Casas-abrigo tentam oferecer uma vida digna
A reportagem visitou uma casa-abrigo mantida pela Prefeitura de Londrina e logo o entrosamento entre o psicólogo e os jovens amparados foi percebido. Manifestações de carinho demonstram que os jovens são bem assistidos.
Mesmo com histórias tristes - não se pode dimensionar qual a pior - meninos como Paulo (nome fictício), 15 anos, pensam num futuro melhor. Com três irmãos em outra instituição, ele tem a esperança de voltar para casa. ''Sinto falta da minha mãe e dos meus irmãos.''
Em outra situação, dez irmãos da mesma família foram mantidos em abrigos desde pequenos. São filhos de andarilhos que ainda vivem nas ruas. Duas meninas constituíram famílias. O irmão mais velho está preso, quatro estão numa instituição, dois em outra e um deles está escondido, ameaçado de morte. Os abrigados têm entre 5 e 16 anos.
Em Londrina são três casas-abrigo mantidas pela prefeitura e quatro instituições que se encarregam de oferecer um lar para pequenos e outros tantos quase adultos. Em todas elas, projetos e atividades tentam oferecer uma vida mais digna.
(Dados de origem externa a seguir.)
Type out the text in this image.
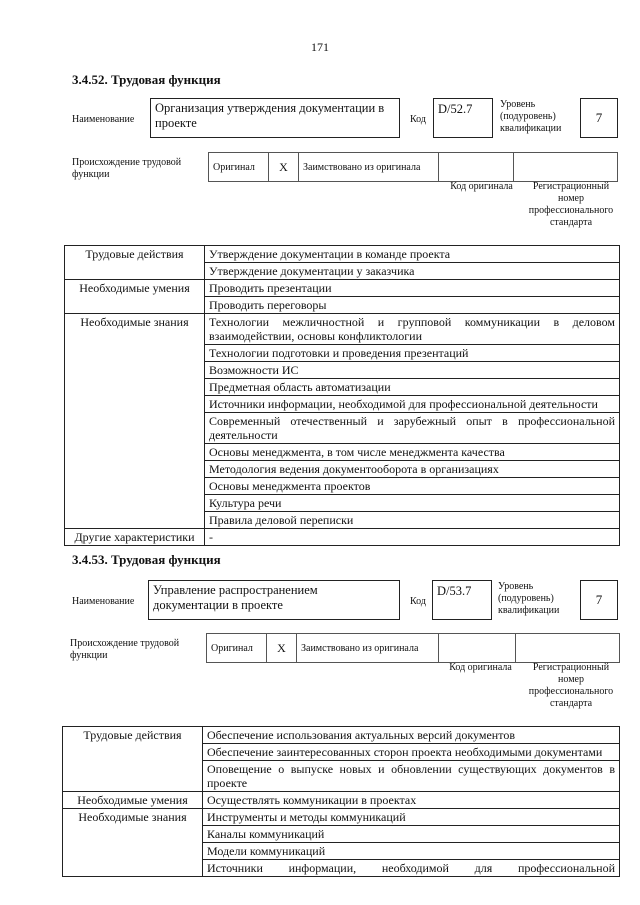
171
3.4.52. Трудовая функция
Наименование
Организация утверждения документации в проекте	Код
D/52.7	Уровень (подуровень) квалификации
7
Происхождение трудовой функции
Оригинал	X	Заимствовано из оригинала
Код оригинала	Регистрационный номер профессионального стандарта
Трудовые действия	Утверждение документации в команде проекта
	Утверждение документации у заказчика
Необходимые умения	Проводить презентации
	Проводить переговоры
Необходимые знания	Технологии межличностной и групповой коммуникации в деловом взаимодействии, основы конфликтологии
	Технологии подготовки и проведения презентаций
	Возможности ИС
	Предметная область автоматизации
	Источники информации, необходимой для профессиональной деятельности
	Современный отечественный и зарубежный опыт в профессиональной деятельности
	Основы менеджмента, в том числе менеджмента качества
	Методология ведения документооборота в организациях
	Основы менеджмента проектов
	Культура речи
	Правила деловой переписки
Другие характеристики	-
3.4.53. Трудовая функция
Наименование
Управление распространением документации в проекте	Код
D/53.7	Уровень (подуровень) квалификации
7
Происхождение трудовой функции
Оригинал	X	Заимствовано из оригинала
Код оригинала	Регистрационный номер профессионального стандарта
Трудовые действия	Обеспечение использования актуальных версий документов
	Обеспечение заинтересованных сторон проекта необходимыми документами
	Оповещение о выпуске новых и обновлении существующих документов в проекте
Необходимые умения	Осуществлять коммуникации в проектах
Необходимые знания	Инструменты и методы коммуникаций
	Каналы коммуникаций
	Модели коммуникаций
	Источники информации, необходимой для профессиональной
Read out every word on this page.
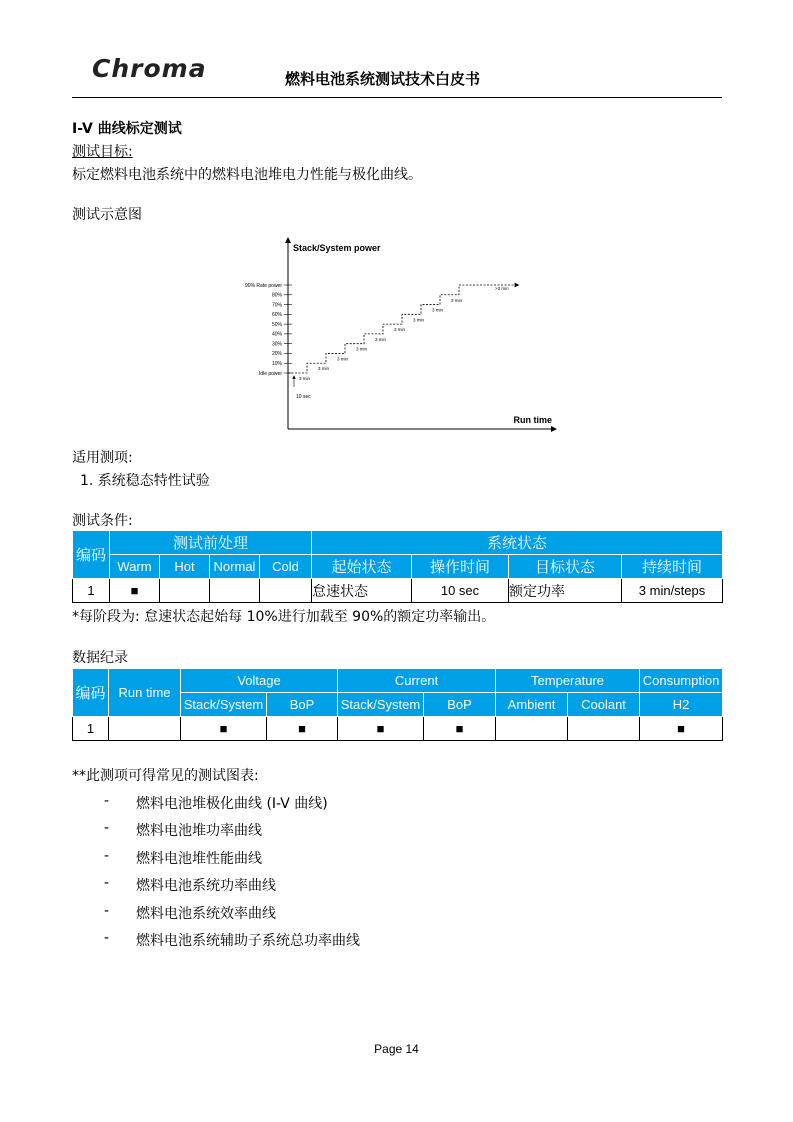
Chroma	燃料电池系统测试技术白皮书
I-V 曲线标定测试
测试目标:
标定燃料电池系统中的燃料电池堆电力性能与极化曲线。
测试示意图
Stack/System power
Run time
90% Rate power
80%
70%
60%
50%
40%
30%
20%
10%
Idle power
3 min
3 min
3 min
3 min
3 min
3 min
3 min
3 min
3 min
>3 min
10 sec
适用测项:
1. 系统稳态特性试验
测试条件:
编码	测试前处理				系统状态			
	Warm	Hot	Normal	Cold	起始状态	操作时间	目标状态	持续时间
1	■				怠速状态	10 sec	额定功率	3 min/steps
*每阶段为: 怠速状态起始每 10%进行加载至 90%的额定功率输出。
数据纪录
编码	Run time	Voltage		Current		Temperature		Consumption
		Stack/System	BoP	Stack/System	BoP	Ambient	Coolant	H2
1		■	■	■	■			■
**此测项可得常见的测试图表:
- 燃料电池堆极化曲线 (I-V 曲线)
- 燃料电池堆功率曲线
- 燃料电池堆性能曲线
- 燃料电池系统功率曲线
- 燃料电池系统效率曲线
- 燃料电池系统辅助子系统总功率曲线
Page 14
Enquanto a sorte bate à porta da minoria, a maioria vai aprendendo a viver da melhor forma possível. Projetos como Sinal Verde (que resgata crianças e adolescentes das ruas) e o serviço do Conselho Tutelar e Ministério Público dão suporte para o trabalho dessas instituições. A média de permanência nesses locais é de oito meses. Os abrigados têm direito de ir e vir, não são obrigados a permanecer no local. Muitos acabam fugindo e retornando depois.
Numa dessas instituições, os adolescentes são educados para ter uma vida independente. São jovens que não podem voltar ao ambiente familiar e que também não serão adotados. Hoje, uma das casas-abrigo mantém cinco jovens nessas condições, entre meninos e meninas, na faixa dos 14 aos 16 anos. Jovens com histórias de abusos, maus tratos, drogas. Pessoas sozinhas no mundo que tentam se recuperar, apesar de tudo.
Psicólogos, educadores e as chamadas mães sociais se desdobram para dar aos assistidos uma casa com características de família. ''Eles precisam conviver num ambiente parecido com o de uma família normal'', afirma o psicólogo Ronaldo Tófolli, responsável pela assistência em uma das casas-abrigo. ''Desta forma, os maiores cuidam dos menores. A convivência é mais humana e eles se tratam como irmãos.''
Novas medidas sócio-educativas foram implantadas no ano retrasado, com melhores resultados. O primeiro projeto de casa-abrigo, criado pela prefeitura em 1988, indica que o índice de recuperação dos adolescentes junto às famílias de origem era de 10%. No ano passado, o índice de retorno foi de 52%.
O acompanhamento psicológico é feito em 65% dos abrigados. Muitos são tratados à base de medicamentos, porque chegam drogados e desestruturados. Depois de reduzir a agressividade, é feito o trabalho psicoterápico.
A família também recebe atenção. Uma vez por mês são feitas reuniões para orientar os pais com tarefas básicas nos cuidados com os filhos. ''A maior parte da população assistida é pobre, são meninos de rua, usuários de droga e com atos infracionais, que vêm de famílias que nem sabem cuidar dos filhos'', explica Tófolli, que faz um trabalho conjunto com a psicóloga Danielli Palazzi.